In contemplating whether to accept the offer from Intel HK, Cabiles


wrote Intel Phil. through Gabronino. This communication manifested two of
his main concerns: a) clearance procedures; and b) the probability of getting
his retirement pay despite the non-completion of the required 10 years of
employment service. Beyond these concerns, however, was his acceptance
of the fact that he would be ending his relationship with Intel Phil. as his
employer. The words he used - local hire, close, clearance denote nothing
but his firm resolve to voluntarily disassociate himself from Intel Phil. and
take on new responsibilities with Intel HK.

His acceptance of the offer meant letting go of the retirement benefits


he now claims as he was informed through email correspondence that his
9.5 years of service with Intel Phil. would not be rounded off in his favor. He,
thus, placed himself in this position, as he chose to be employed in a
company that would pay him more than what he could earn in Chengdu or in
the Philippines. Cabiles views his employment in Hong Kong as an
assignment or an extension of his employment with Intel Phil.

The continuity, existence or termination of an employer-employee


relationship in a typical secondment contract or any employment contract for
that matter is measured by the following yardsticks: 1. the selection and
engagement of the employee; 2. the payment of wages; 3. the power of
dismissal; and 4. the employers power to control the employees conduct.
Victorio Meteor v. Creative Creatures Inc, G.R. No. 171275, July 13, 2009
As applied, all of the above benchmarks ceased upon Cabiles assumption of
duties with Intel HK on February 1, 2007. Intel HK became the new
employer.

Undoubtedly, Cabiles decision to move to Hong Kong required the


abandonment of his permanent position with Intel Phil. in order for him to
assume a position in an entirely different company. Clearly, the "transfer"
was more than just an assignment. It constituted a severance of Cabiles
relationship with Intel Phil., for the assumption of a position with a different
employer, rank, compensation and benefits.

Hence, Cabiles theory of secondment must fail.

What distinguishes Intel Chengdu and Intel Arizona from Intel HK is the lack
of intervention of Intel Phil. on the matter. In the two previous transfers,
Intel Phil. remained as the principal employer while Cabiles was on a
temporary assignment.

On the issue of quit claim SC stated that not all waivers and quitclaims
are invalid as against public policy. If the agreement was voluntarily entered
into and represents a reasonable settlement, it is binding on the parties and
may not later be disowned simply because of a change of mind.
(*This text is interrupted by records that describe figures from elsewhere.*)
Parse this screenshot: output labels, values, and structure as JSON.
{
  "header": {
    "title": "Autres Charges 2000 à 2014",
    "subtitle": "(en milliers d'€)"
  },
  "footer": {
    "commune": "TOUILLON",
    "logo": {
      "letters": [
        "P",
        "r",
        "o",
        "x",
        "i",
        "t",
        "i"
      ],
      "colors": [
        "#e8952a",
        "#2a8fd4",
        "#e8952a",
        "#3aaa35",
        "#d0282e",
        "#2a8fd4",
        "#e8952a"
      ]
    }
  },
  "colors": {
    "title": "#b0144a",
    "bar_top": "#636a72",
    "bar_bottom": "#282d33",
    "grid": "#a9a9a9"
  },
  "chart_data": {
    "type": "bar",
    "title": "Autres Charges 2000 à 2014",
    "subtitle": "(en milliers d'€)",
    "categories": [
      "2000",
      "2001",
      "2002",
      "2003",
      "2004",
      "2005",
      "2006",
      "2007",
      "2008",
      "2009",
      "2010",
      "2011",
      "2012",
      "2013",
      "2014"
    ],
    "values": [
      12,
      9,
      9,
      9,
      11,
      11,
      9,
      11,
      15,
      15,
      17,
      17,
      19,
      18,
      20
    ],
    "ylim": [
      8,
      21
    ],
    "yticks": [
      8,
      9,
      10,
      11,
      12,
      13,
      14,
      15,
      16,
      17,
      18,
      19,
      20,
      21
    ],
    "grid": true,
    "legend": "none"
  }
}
It is only
where there is clear proof that the waiver was wangled from an
unsuspecting or gullible person, or the terms of settlement are
unconscionable on its face, that the law will step in to annul the questionable
transaction. But where it is shown that the person making the waiver did so
voluntarily, with full understanding of what he was doing, and the
consideration for the quitclaim is credible and reasonable, the transaction
must be recognized as a valid and binding undertaking. Goodrich
Manufacturing Corporation, v. Ativo, G.R. No. 188002, February 1, 2010

Suffice it to state that nothing is clearer than the words used in the Waiver
duly signed by Cabiles - that all claims, in the present and in the future,
were waived in consideration of his receipt of the amount of P165,857.62.
Because the waiver included all present and future claims, the non-accrual of
benefits cannot be used as a basis in awarding retirement benefits to him.
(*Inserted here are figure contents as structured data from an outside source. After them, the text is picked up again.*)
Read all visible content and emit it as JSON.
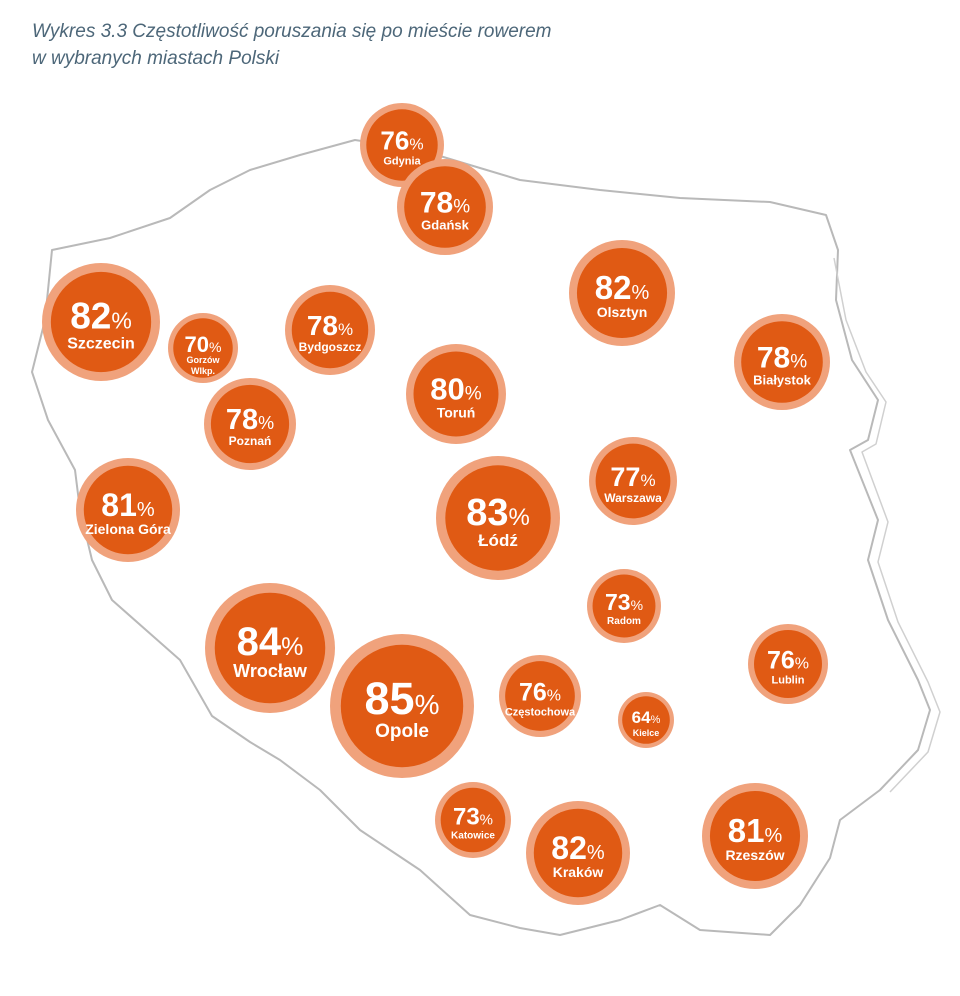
{
  "title": "Wykres 3.3 Częstotliwość poruszania się po mieście rowerem w wybranych miastach Polski",
  "chart_data": {
    "type": "bubble-map",
    "title": "Wykres 3.3 Częstotliwość poruszania się po mieście rowerem w wybranych miastach Polski",
    "unit": "%",
    "colors": {
      "inner": "#e05a14",
      "ring": "#f0a27c"
    },
    "points": [
      {
        "city": "Gdynia",
        "value": 76
      },
      {
        "city": "Gdańsk",
        "value": 78
      },
      {
        "city": "Olsztyn",
        "value": 82
      },
      {
        "city": "Szczecin",
        "value": 82
      },
      {
        "city": "Gorzów Wlkp.",
        "value": 70
      },
      {
        "city": "Bydgoszcz",
        "value": 78
      },
      {
        "city": "Białystok",
        "value": 78
      },
      {
        "city": "Toruń",
        "value": 80
      },
      {
        "city": "Poznań",
        "value": 78
      },
      {
        "city": "Warszawa",
        "value": 77
      },
      {
        "city": "Zielona Góra",
        "value": 81
      },
      {
        "city": "Łódź",
        "value": 83
      },
      {
        "city": "Radom",
        "value": 73
      },
      {
        "city": "Wrocław",
        "value": 84
      },
      {
        "city": "Lublin",
        "value": 76
      },
      {
        "city": "Opole",
        "value": 85
      },
      {
        "city": "Częstochowa",
        "value": 76
      },
      {
        "city": "Kielce",
        "value": 64
      },
      {
        "city": "Katowice",
        "value": 73
      },
      {
        "city": "Kraków",
        "value": 82
      },
      {
        "city": "Rzeszów",
        "value": 81
      }
    ]
  }
}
The Supreme Court also ruled that Cabiles is not entitled to the
Retirement Benefits Having effectively resigned before completing his 10th
year anniversary with Intel Phil. and after having validly waived all the
benefits due him, if any, Cabiles is hereby declared ineligible to receive the
retirement pay pursuant to the retirement policy of Intel Phil. For that
reason, Cabiles must return all the amounts he received from Intel Phil.
pursuant to the Writ of Execution issued by the NLRC.